筆者の友人であるB氏は、ニューヨーク郊外に一軒家を持ち、大学生の娘2人を抱えている。2人は自宅から地方の大学に通っているが成績が特別に良いわけではなく、ごく普通の女子大生である。学費と生活費は学生ローンで何とか工面しているが、通学には車が必要である。もちろん、自活はできないので生活面の支援にもそれなりの費用がかかる。まあ、アメリカの一般的な庶民の家庭である。
それでもB氏の家計は火の車だ。目下の問題は国税局である。税金滞納の通知が最近になって矢継ぎ早に送られてくる。生活と子供の教育費用に手一杯で、税金までカネが回らないのである。もちろん滞納すれば利子がつき、滞納額はどんどん膨れ上がっていく。コロナ問題で、B氏が働いていたネットマーケティング会社は倒産、夫人は高校の臨時雇いの職員をしていたが、学校の閉鎖で無収入が続いている。すべての収入源が断たれた状態が何か月も続き、もはや家計の立て直しは絶望的な状況だ。
これまで持ち家のエクイティローン(不動産を担保に借りるローン)でやりくりしてきたが、ついに融資枠の上限に達してしまった。その返済も滞っている。すでに融資先には国税庁から税金滞納が通知され、夫妻にこれ以上のカネは融資できなくなった。
こうなってしまうと、もはや自己破産を申請せざるを得ない。そして、裁判所にそれが認められたとしても、その先は厳しい。家は差し押さえられて競売にかけられるが、銀行に二束三文で売られる運命だ。借金返済額には満たないだろう。銀行は、多少の損失が出ても早く不良債権と手を切りたいから、それを狙っている不動産屋の餌食になるだけである。
B氏は決して不運だったわけではなく、能力がないわけでもない。怠けていたから今の状態になったのでもない。アメリカ全土で、同じような苦境に陥っている家庭がどのくらいあるのだろうか。今のところ、コロナの影響による自己破産の統計はない。

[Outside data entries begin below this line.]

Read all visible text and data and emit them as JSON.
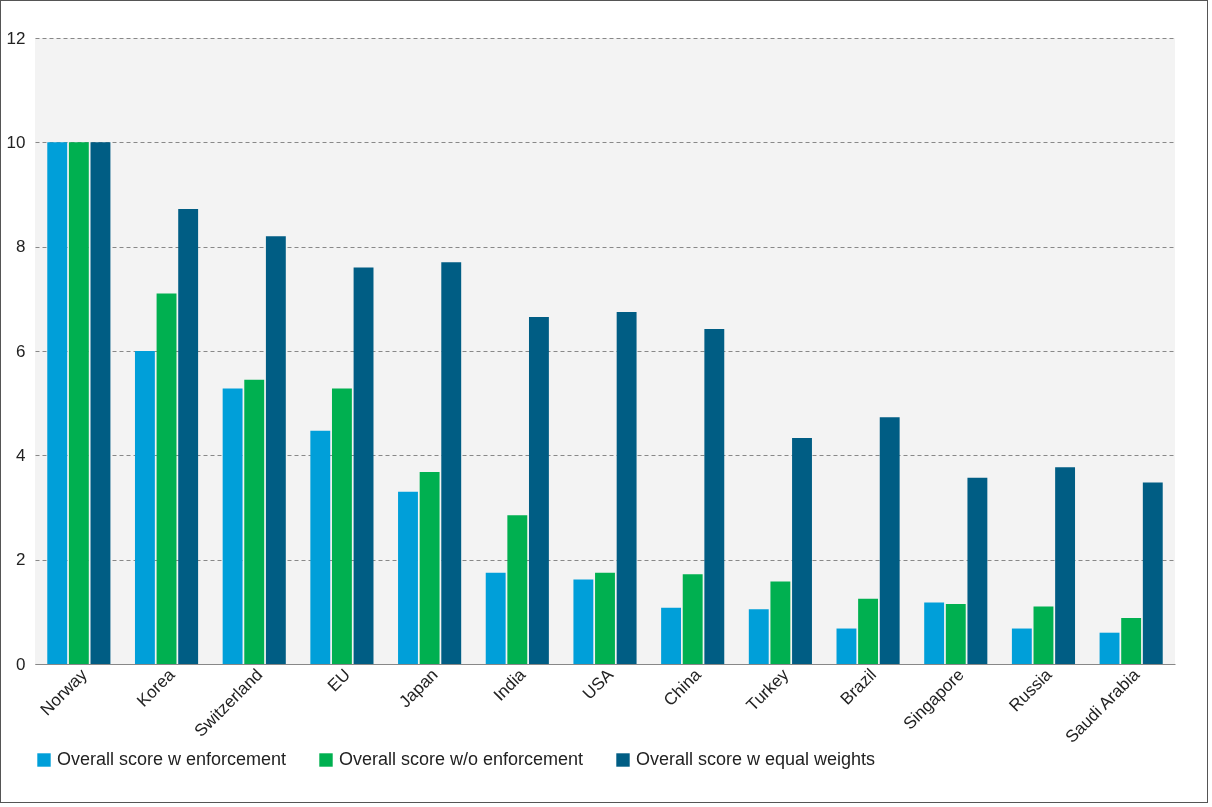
{
  "chart_data": {
    "type": "bar",
    "categories": [
      "Norway",
      "Korea",
      "Switzerland",
      "EU",
      "Japan",
      "India",
      "USA",
      "China",
      "Turkey",
      "Brazil",
      "Singapore",
      "Russia",
      "Saudi Arabia"
    ],
    "series": [
      {
        "name": "Overall score w enforcement",
        "color": "#009fd9",
        "values": [
          10,
          6.0,
          5.28,
          4.47,
          3.3,
          1.75,
          1.62,
          1.08,
          1.05,
          0.68,
          1.18,
          0.68,
          0.6
        ]
      },
      {
        "name": "Overall score w/o enforcement",
        "color": "#00b050",
        "values": [
          10,
          7.1,
          5.45,
          5.28,
          3.68,
          2.85,
          1.75,
          1.72,
          1.58,
          1.25,
          1.15,
          1.1,
          0.88
        ]
      },
      {
        "name": "Overall score w equal weights",
        "color": "#005d84",
        "values": [
          10,
          8.72,
          8.2,
          7.6,
          7.7,
          6.65,
          6.75,
          6.42,
          4.33,
          4.73,
          3.57,
          3.77,
          3.48
        ]
      }
    ],
    "ylim": [
      0,
      12
    ],
    "yticks": [
      0,
      2,
      4,
      6,
      8,
      10,
      12
    ],
    "grid": "y",
    "legend": "bottom"
  }
}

筆者がB氏と話して印象的だったのは、彼の怒りがトランプ政権でもコロナでもなく、民主党に向かっていることだった。「これまで我が家は民主党支持で、寄付金も出してきた。しかし、いざ窮地に陥ると政治家など何の役にも立たない。何もしてくれない。大統領選挙ではバイデンに投票するつもりだったが、もう期待はしない。政治家など顔を見るのも嫌になった。バイデン陣営からは、寄付金のお願いが毎日5通ほど来る。それを見るたびに腹が立つ。彼が何をやってくれるのだ。トランプが雇ってくれるなら、トランプに投票したいくらいだ」とぶちまける。B氏のような庶民が民主党を支持するのは意外ではないが、生活が苦しいから共和党に乗り換えるというのは、普通は考えられない選択だ。